Bu konularda neler yapacak senin adam iktidar olursa?’‘Her şeyden önce Üçüncü Köprü’ye karşıyız... Senin tayfa malı götürecek diye köprü mü yapacağız?’
‘Kim benim tayfa?’
‘AK Particiler...’
‘Dur hele; ben partili değilim. Sadece Tayyip’in yaptıklarını beğeniyorum o kadar!
Hem söylesene doktorum, AK Partililer malı nasıl götürüyor?’
‘Köprünün bağlantı yolları onların arazilerinden geçecek.’
‘Nereden biliyorsun? Yahu ben emlakçıyım... İstanbul’da ne kadar arazi kimin, sana anında öğrenirim. Öyle kulaktan dolma laflarla konuşma, yakışmıyor valla. Demirel ilk köprüyü, Özal ikincisini yaparken de aynı palavraları dinledik. Fena mı oldu iki köprü yapıldı? Hala arabalı vapurlarla mı geçip duracaktık Bogaz’ı? Ha az kaldı unutuyordum. Söyler misin Kaya Bey, Marmaray kimin arazisinden geçti?’
***
Baktım bu tartışma daha çok sürecek....
Ta seçimlere kadar. İzin isteyip kalktım masadan. Yarım yamalak ‘güle güle’ dediler ve tartışmayı sürdürdüler’ hiç aralık vermeden.
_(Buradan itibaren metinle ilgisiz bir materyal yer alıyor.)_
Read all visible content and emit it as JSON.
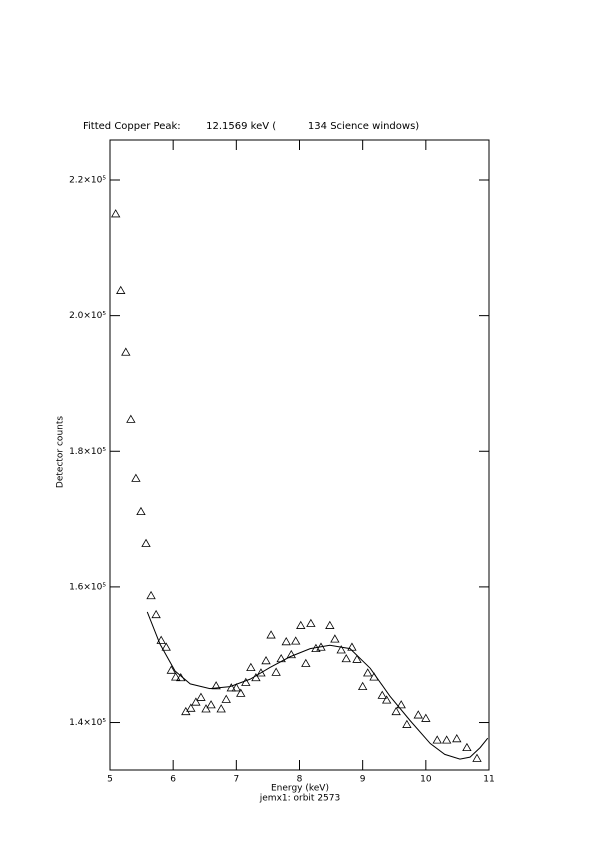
{
  "chart_data": {
    "type": "scatter",
    "title": "Fitted Copper Peak:        12.1569 keV (          134 Science windows)",
    "x_label": "Energy (keV)",
    "y_label": "Detector counts",
    "subtitle": "jemx1: orbit 2573",
    "xlim": [
      5,
      11
    ],
    "xticks": [
      5,
      6,
      7,
      8,
      9,
      10,
      11
    ],
    "ylim": [
      133000,
      225900
    ],
    "yticks": [
      {
        "value": 140000,
        "label": "1.4×10⁵"
      },
      {
        "value": 160000,
        "label": "1.6×10⁵"
      },
      {
        "value": 180000,
        "label": "1.8×10⁵"
      },
      {
        "value": 200000,
        "label": "2.0×10⁵"
      },
      {
        "value": 220000,
        "label": "2.2×10⁵"
      }
    ],
    "series": [
      {
        "type": "scatter",
        "color": "#000000",
        "x": [
          5.09,
          5.17,
          5.25,
          5.33,
          5.41,
          5.49,
          5.57,
          5.65,
          5.73,
          5.81,
          5.89,
          5.97,
          6.04,
          6.12,
          6.2,
          6.28,
          6.36,
          6.44,
          6.52,
          6.6,
          6.68,
          6.76,
          6.84,
          6.92,
          7.0,
          7.07,
          7.15,
          7.23,
          7.31,
          7.39,
          7.47,
          7.55,
          7.63,
          7.71,
          7.79,
          7.87,
          7.94,
          8.02,
          8.1,
          8.18,
          8.26,
          8.34,
          8.48,
          8.56,
          8.66,
          8.74,
          8.83,
          8.91,
          9.0,
          9.08,
          9.18,
          9.31,
          9.38,
          9.53,
          9.61,
          9.7,
          9.88,
          10.0,
          10.18,
          10.33,
          10.49,
          10.65,
          10.81
        ],
        "values": [
          215000,
          203700,
          194600,
          184700,
          176000,
          171100,
          166400,
          158700,
          155900,
          152100,
          151100,
          147700,
          146700,
          146600,
          141600,
          142100,
          143000,
          143700,
          142000,
          142600,
          145400,
          142000,
          143400,
          145100,
          145100,
          144300,
          145900,
          148100,
          146600,
          147300,
          149100,
          152900,
          147400,
          149400,
          151900,
          150000,
          152000,
          154300,
          148700,
          154600,
          150900,
          151100,
          154300,
          152300,
          150700,
          149400,
          151100,
          149300,
          145300,
          147300,
          146700,
          144000,
          143300,
          141600,
          142600,
          139700,
          141100,
          140600,
          137400,
          137400,
          137600,
          136300,
          134700
        ]
      },
      {
        "type": "line",
        "color": "#000000",
        "x": [
          5.59,
          5.79,
          6.03,
          6.27,
          6.58,
          6.9,
          7.22,
          7.53,
          7.85,
          8.17,
          8.48,
          8.8,
          9.12,
          9.43,
          9.75,
          10.07,
          10.3,
          10.54,
          10.7,
          10.86,
          10.98
        ],
        "values": [
          156300,
          151600,
          147600,
          145700,
          145000,
          145300,
          146400,
          148100,
          149700,
          150900,
          151400,
          150900,
          148000,
          143900,
          140300,
          136900,
          135300,
          134600,
          134900,
          136300,
          137700
        ]
      }
    ]
  }
}
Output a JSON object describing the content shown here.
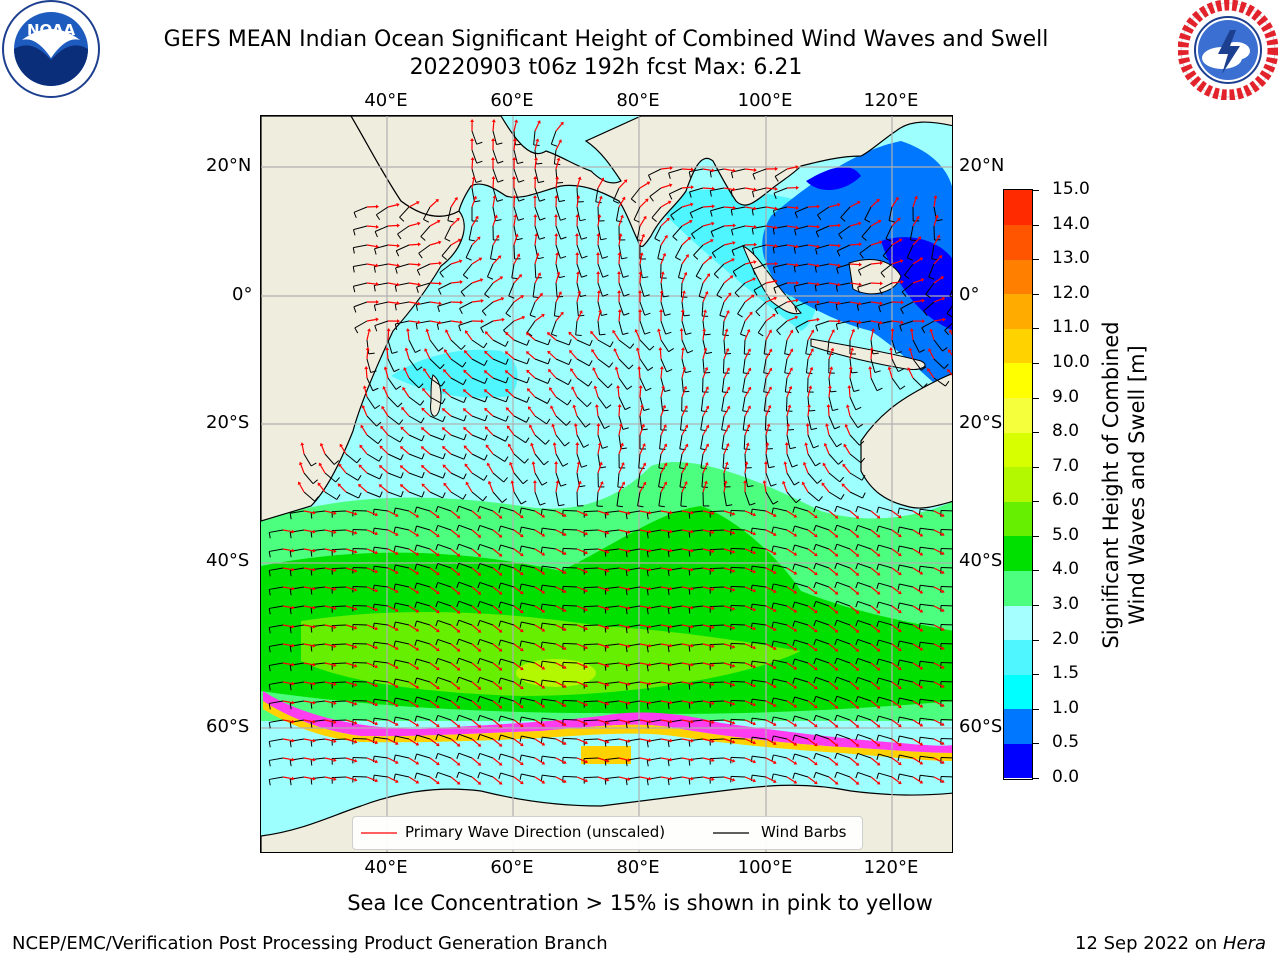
{
  "header": {
    "title_line1": "GEFS MEAN Indian Ocean Significant Height of Combined Wind Waves and Swell",
    "title_line2": "20220903 t06z 192h fcst   Max: 6.21"
  },
  "logos": {
    "left": {
      "text": "NOAA",
      "ring_text": "NATIONAL OCEANIC AND ATMOSPHERIC ADMINISTRATION · U.S. DEPARTMENT OF COMMERCE",
      "icon": "noaa-logo"
    },
    "right": {
      "ring_text": "NATIONAL WEATHER SERVICE",
      "icon": "nws-logo"
    }
  },
  "map": {
    "lon_labels": [
      "40°E",
      "60°E",
      "80°E",
      "100°E",
      "120°E"
    ],
    "lat_labels_left": [
      "20°N",
      "0°",
      "20°S",
      "40°S",
      "60°S"
    ],
    "lat_labels_right": [
      "20°N",
      "0°",
      "20°S",
      "40°S",
      "60°S"
    ],
    "colors": {
      "land": "#efedde",
      "ocean_low": "#9effff",
      "ice": "#ff3df0",
      "grid": "#b0b0b0",
      "barb": "#000000",
      "arrow": "#ff0000"
    }
  },
  "colorbar": {
    "label_line1": "Significant Height of Combined",
    "label_line2": "Wind Waves and Swell [m]",
    "ticks": [
      "15.0",
      "14.0",
      "13.0",
      "12.0",
      "11.0",
      "10.0",
      "9.0",
      "8.0",
      "7.0",
      "6.0",
      "5.0",
      "4.0",
      "3.0",
      "2.0",
      "1.5",
      "1.0",
      "0.5",
      "0.0"
    ],
    "levels": [
      0,
      0.5,
      1.0,
      1.5,
      2.0,
      3.0,
      4.0,
      5.0,
      6.0,
      7.0,
      8.0,
      9.0,
      10.0,
      11.0,
      12.0,
      13.0,
      14.0,
      15.0
    ],
    "colors": [
      "#0000ff",
      "#0077ff",
      "#00ffff",
      "#4ff5ff",
      "#a6ffff",
      "#4dff7e",
      "#00e000",
      "#66ef00",
      "#b3f700",
      "#d8ff00",
      "#f5ff3b",
      "#ffff00",
      "#ffd200",
      "#ffab00",
      "#ff8000",
      "#ff5500",
      "#ff2a00"
    ]
  },
  "legend": {
    "wave_label": "Primary Wave Direction (unscaled)",
    "barb_label": "Wind Barbs"
  },
  "annotation": "Sea Ice Concentration > 15% is shown in pink to yellow",
  "footer": {
    "left": "NCEP/EMC/Verification Post Processing Product Generation Branch",
    "right_date": "12 Sep 2022 on ",
    "right_host": "Hera"
  }
}
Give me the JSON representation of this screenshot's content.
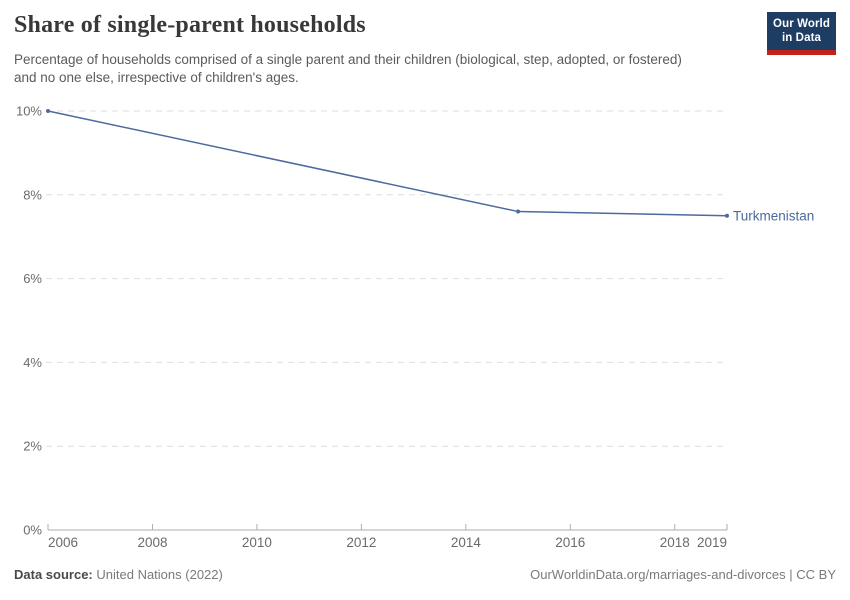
{
  "header": {
    "title": "Share of single-parent households",
    "subtitle": "Percentage of households comprised of a single parent and their children (biological, step, adopted, or fostered) and no one else, irrespective of children's ages.",
    "logo_line1": "Our World",
    "logo_line2": "in Data"
  },
  "colors": {
    "line": "#4C6A9C",
    "series_label": "#4C6A9C",
    "grid": "#dedede",
    "axis": "#aeaeae",
    "tick_text": "#6b6b6b",
    "logo_bg": "#1d3d63",
    "logo_red": "#c4201a",
    "title_text": "#383838",
    "subtitle_text": "#5b5b5b"
  },
  "chart_data": {
    "type": "line",
    "title": "Share of single-parent households",
    "xlabel": "",
    "ylabel": "",
    "xlim": [
      2006,
      2019
    ],
    "ylim": [
      0,
      10
    ],
    "grid": "horizontal-dashed",
    "legend_position": "end-of-line-label",
    "x_ticks": [
      2006,
      2008,
      2010,
      2012,
      2014,
      2016,
      2018,
      2019
    ],
    "y_ticks": [
      {
        "value": 0,
        "label": "0%"
      },
      {
        "value": 2,
        "label": "2%"
      },
      {
        "value": 4,
        "label": "4%"
      },
      {
        "value": 6,
        "label": "6%"
      },
      {
        "value": 8,
        "label": "8%"
      },
      {
        "value": 10,
        "label": "10%"
      }
    ],
    "series": [
      {
        "name": "Turkmenistan",
        "points": [
          {
            "x": 2006,
            "y": 10.0
          },
          {
            "x": 2015,
            "y": 7.6
          },
          {
            "x": 2019,
            "y": 7.5
          }
        ]
      }
    ]
  },
  "footer": {
    "source_label": "Data source:",
    "source_value": "United Nations (2022)",
    "right_text": "OurWorldinData.org/marriages-and-divorces | CC BY"
  }
}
Ama, laf aramızda, Kemal Kılıçdaroğlu, Doktor Kaya ve arkadaşlarına biraz cephane yetiştiremezse, yani iktidar olursa neler yapacağını bir bir anlatamazsa Haziran’a kadar, işi zor. Kaya Beylerin sayısı artacağına azalır hepten. Dahası, ‘benim oyum iki, hatta üç sayılsın, onlarınki bir...’ gibi abuk söylemlerden öte tutunacak dalları kalmaz.